Changer de regard sur les seniors par Renaud George

Renaud George a publié cette année aux éditions de l’Aube l’ouvrage « La Croissance Grise » qui traite de la question du vieillissement…. Une question d’actualité alors que le gouvernement lance son projet de loi sur l'autonomie… L’auteur nous propose ci-après une synthèse de son livre afin de mieux nous faire prendre conscience de cette problématique.
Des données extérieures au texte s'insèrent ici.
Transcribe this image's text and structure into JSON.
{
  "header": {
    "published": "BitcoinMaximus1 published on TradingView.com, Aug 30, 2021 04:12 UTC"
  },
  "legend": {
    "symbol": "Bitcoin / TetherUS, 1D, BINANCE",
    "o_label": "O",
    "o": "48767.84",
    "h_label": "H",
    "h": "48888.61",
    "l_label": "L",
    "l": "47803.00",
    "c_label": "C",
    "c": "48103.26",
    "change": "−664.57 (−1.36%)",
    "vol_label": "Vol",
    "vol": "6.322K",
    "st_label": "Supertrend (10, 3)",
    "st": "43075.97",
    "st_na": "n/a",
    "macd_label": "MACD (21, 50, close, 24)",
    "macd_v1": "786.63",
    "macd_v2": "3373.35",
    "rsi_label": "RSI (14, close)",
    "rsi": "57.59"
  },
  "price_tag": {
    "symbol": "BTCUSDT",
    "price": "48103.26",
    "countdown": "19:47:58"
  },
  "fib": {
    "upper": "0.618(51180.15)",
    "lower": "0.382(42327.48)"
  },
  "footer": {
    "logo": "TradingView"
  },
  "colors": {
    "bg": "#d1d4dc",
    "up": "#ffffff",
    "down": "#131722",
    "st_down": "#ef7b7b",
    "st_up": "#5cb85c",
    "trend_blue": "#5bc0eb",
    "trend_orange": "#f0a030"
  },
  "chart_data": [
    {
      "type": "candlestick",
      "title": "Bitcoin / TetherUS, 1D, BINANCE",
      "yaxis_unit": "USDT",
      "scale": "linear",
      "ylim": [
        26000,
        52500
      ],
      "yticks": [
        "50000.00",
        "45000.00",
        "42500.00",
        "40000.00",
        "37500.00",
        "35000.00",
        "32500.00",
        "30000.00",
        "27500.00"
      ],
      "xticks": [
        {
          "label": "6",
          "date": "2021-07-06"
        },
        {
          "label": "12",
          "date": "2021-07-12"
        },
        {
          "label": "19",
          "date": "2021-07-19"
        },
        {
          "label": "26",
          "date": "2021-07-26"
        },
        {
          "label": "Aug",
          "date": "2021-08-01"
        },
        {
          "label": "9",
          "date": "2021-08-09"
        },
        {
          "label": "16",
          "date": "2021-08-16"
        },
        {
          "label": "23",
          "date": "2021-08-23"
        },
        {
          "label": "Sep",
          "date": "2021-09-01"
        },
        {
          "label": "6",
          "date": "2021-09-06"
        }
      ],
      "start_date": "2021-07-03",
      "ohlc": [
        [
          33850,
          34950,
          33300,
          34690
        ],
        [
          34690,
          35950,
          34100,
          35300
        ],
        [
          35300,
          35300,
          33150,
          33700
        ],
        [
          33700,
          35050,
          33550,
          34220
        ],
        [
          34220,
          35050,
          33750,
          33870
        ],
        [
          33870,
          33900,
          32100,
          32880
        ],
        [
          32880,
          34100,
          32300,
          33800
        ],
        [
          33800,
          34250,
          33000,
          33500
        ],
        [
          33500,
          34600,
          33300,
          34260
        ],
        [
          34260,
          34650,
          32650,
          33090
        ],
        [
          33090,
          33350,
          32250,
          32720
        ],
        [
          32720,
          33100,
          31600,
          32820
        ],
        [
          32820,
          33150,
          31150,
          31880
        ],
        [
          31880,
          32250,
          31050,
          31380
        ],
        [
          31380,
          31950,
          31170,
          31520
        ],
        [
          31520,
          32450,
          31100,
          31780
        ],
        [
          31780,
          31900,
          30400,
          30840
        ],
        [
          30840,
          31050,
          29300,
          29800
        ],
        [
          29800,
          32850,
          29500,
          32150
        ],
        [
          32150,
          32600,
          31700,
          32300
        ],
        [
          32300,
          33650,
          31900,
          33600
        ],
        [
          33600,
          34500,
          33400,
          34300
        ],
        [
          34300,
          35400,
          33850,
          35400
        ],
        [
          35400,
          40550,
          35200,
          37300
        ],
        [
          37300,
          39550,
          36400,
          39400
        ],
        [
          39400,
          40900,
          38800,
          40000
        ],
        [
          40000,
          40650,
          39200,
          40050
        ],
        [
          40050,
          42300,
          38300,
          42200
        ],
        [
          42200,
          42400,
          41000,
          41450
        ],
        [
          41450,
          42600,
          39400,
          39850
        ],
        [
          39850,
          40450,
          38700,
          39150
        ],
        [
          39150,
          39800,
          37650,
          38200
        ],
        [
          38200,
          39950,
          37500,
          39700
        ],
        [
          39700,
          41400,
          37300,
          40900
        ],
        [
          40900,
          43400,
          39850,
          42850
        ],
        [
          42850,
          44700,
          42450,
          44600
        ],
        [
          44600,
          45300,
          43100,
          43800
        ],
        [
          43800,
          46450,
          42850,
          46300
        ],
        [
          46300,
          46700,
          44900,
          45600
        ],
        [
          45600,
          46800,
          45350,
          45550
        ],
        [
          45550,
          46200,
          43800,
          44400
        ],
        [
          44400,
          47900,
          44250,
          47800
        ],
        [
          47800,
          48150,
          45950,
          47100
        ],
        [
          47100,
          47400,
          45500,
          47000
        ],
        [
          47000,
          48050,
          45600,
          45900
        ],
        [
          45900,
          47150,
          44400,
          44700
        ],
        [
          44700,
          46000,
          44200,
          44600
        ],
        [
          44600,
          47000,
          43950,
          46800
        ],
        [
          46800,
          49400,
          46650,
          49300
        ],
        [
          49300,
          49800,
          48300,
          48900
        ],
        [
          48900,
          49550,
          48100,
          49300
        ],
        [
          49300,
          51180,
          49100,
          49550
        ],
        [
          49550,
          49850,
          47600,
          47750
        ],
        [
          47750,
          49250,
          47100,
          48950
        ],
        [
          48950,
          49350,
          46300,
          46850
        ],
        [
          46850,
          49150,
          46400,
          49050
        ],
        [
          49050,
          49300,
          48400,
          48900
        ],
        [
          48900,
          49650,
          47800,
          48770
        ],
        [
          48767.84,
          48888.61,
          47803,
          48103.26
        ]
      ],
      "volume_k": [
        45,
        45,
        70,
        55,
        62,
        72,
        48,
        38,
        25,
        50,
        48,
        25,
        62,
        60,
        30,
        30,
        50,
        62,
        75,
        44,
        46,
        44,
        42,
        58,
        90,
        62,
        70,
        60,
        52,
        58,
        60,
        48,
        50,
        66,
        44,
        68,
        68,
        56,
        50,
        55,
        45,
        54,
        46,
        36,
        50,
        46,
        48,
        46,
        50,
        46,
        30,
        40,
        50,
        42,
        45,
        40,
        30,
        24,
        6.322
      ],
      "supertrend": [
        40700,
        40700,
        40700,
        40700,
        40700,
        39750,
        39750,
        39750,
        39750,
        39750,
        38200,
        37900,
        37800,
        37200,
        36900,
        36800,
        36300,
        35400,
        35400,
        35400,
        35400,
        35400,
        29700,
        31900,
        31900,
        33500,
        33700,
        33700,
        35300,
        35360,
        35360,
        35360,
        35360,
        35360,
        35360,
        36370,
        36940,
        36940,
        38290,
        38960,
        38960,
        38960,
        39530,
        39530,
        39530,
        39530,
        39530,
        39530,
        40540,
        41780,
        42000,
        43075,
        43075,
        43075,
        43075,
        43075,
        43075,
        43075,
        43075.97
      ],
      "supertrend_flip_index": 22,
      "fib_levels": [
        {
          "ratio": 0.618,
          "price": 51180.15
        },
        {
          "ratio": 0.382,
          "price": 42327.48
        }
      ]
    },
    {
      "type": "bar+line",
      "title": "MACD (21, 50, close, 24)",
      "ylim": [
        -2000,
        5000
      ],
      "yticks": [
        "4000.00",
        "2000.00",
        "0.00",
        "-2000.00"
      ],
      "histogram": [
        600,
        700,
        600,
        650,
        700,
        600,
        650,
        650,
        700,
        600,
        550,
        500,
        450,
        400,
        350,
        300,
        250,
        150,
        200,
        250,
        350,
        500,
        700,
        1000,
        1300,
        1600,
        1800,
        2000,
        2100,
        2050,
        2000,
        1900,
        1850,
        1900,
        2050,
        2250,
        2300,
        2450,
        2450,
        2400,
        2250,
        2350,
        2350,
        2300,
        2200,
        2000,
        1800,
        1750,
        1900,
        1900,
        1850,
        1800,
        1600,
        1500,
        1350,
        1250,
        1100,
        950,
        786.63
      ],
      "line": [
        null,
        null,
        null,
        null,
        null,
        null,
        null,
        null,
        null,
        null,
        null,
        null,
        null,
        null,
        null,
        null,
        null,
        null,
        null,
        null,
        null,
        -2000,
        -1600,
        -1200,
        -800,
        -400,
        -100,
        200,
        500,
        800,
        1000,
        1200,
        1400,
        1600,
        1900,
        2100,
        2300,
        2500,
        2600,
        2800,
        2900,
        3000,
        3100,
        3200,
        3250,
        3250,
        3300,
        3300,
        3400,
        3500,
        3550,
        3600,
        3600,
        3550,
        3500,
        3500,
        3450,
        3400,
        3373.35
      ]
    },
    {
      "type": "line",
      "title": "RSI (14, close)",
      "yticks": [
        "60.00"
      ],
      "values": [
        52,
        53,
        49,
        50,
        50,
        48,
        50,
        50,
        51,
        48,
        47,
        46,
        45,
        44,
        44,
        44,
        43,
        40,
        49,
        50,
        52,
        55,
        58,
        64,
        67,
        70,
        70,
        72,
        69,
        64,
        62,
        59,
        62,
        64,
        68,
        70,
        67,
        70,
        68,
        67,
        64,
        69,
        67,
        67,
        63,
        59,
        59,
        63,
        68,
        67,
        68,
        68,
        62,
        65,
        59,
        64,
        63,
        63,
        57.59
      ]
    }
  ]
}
Le vieillissement de la population est une réalité à laquelle nous sommes confrontés de façon plus intense chaque jour.
 
Si la France se targue d’une natalité plutôt favorable, elle ne fait néanmoins pas exception dans le concert des nations vieillissantes.
 
Le vieillissement y est un sujet de plus en plus évoqué dans les médias, par les acteurs politiques, dans le monde associatif et au sein-même des familles. Chacun constate la place toujours plus importante qu’occupent et occuperont demain les seniors dans notre société : en 2035, c’est près d’un Français sur trois qui aura plus de 60 ans.
 
Face à ce constat, nos gouvernants se sentent désarmés : financement des retraites, financement de la dépendance, insuffisance du nombre d’établissements d’accueil pour personnes âgées… Les sujets d’inquiétude sont nombreux et les solutions entrevues douloureuses.
 
Pourtant, au-delà des problématiques bien réelles qu’il pose, le vieillissement de notre société pourrait également être considéré comme une chance à saisir.
 
Le vieillissement se caractérise par de multiples conséquences dans l’accomplissement par les seniors des actes de leur vie quotidienne : une diminution progressive de leurs capacités fonctionnelles -la sénescence- qui entraîne une fragilité générale croissante, un temps nécessaire plus long qu’auparavant pour la réalisation d’activités physiques ou intellectuelles, des besoins physiologiques qui évoluent (besoins nutritifs, perception des goûts…) ; au-delà, les seniors portent également souvent un regard différent des plus jeunes sur le monde, le rapport aux autres, les rythmes de vie, les changements, etc.
 
De plus, ils ont des goûts et des références en matière d’activités culturelles et de loisirs (musique, films...) qui correspondent souvent à ceux de leur génération même si –et ce n’est pas incompatible– ils apprécient de découvrir pendant leur retraite de nouveaux univers artistiques, de nouveaux lieux, de nouvelles activités sportives…
 
Enfin, les nouveaux seniors, souvent bi-pensionnés, ont un niveau de vie moyen qui est globalement plus élevé que celui des générations qui les ont précédées mais également de celles qui les suivent ; ils ont en regard (souligne le CREDOC) un taux d’épargne beaucoup plus élevé que toutes les autres catégories de la population.
 
Face à ces publics âgés croissants en nombre, plus aisés en moyenne, dont les capacités fonctionnelles et physiologiques, les goûts, les besoins et les envies diffèrent souvent de ceux de leurs contemporains, notre société, les produits et les services qu’elle offre, les activités qu’elle propose, les mutations qu’elle opère en matière d’urbanisme, de logements, etc. sont-ils adaptés à cette nouvelle donne démographique ?
 
Probablement pas, ou très insuffisamment. Le rapport rendu par Luc Broussy en mars dernier est à ce titre éloquent, comme tous les rapports qui l’ont précédé ; rien que l’intitulé « Adaptation de la société au vieillissement de sa population – France, Année zéro » montre bien que, selon son auteur, tout reste à faire, tout reste à inventer.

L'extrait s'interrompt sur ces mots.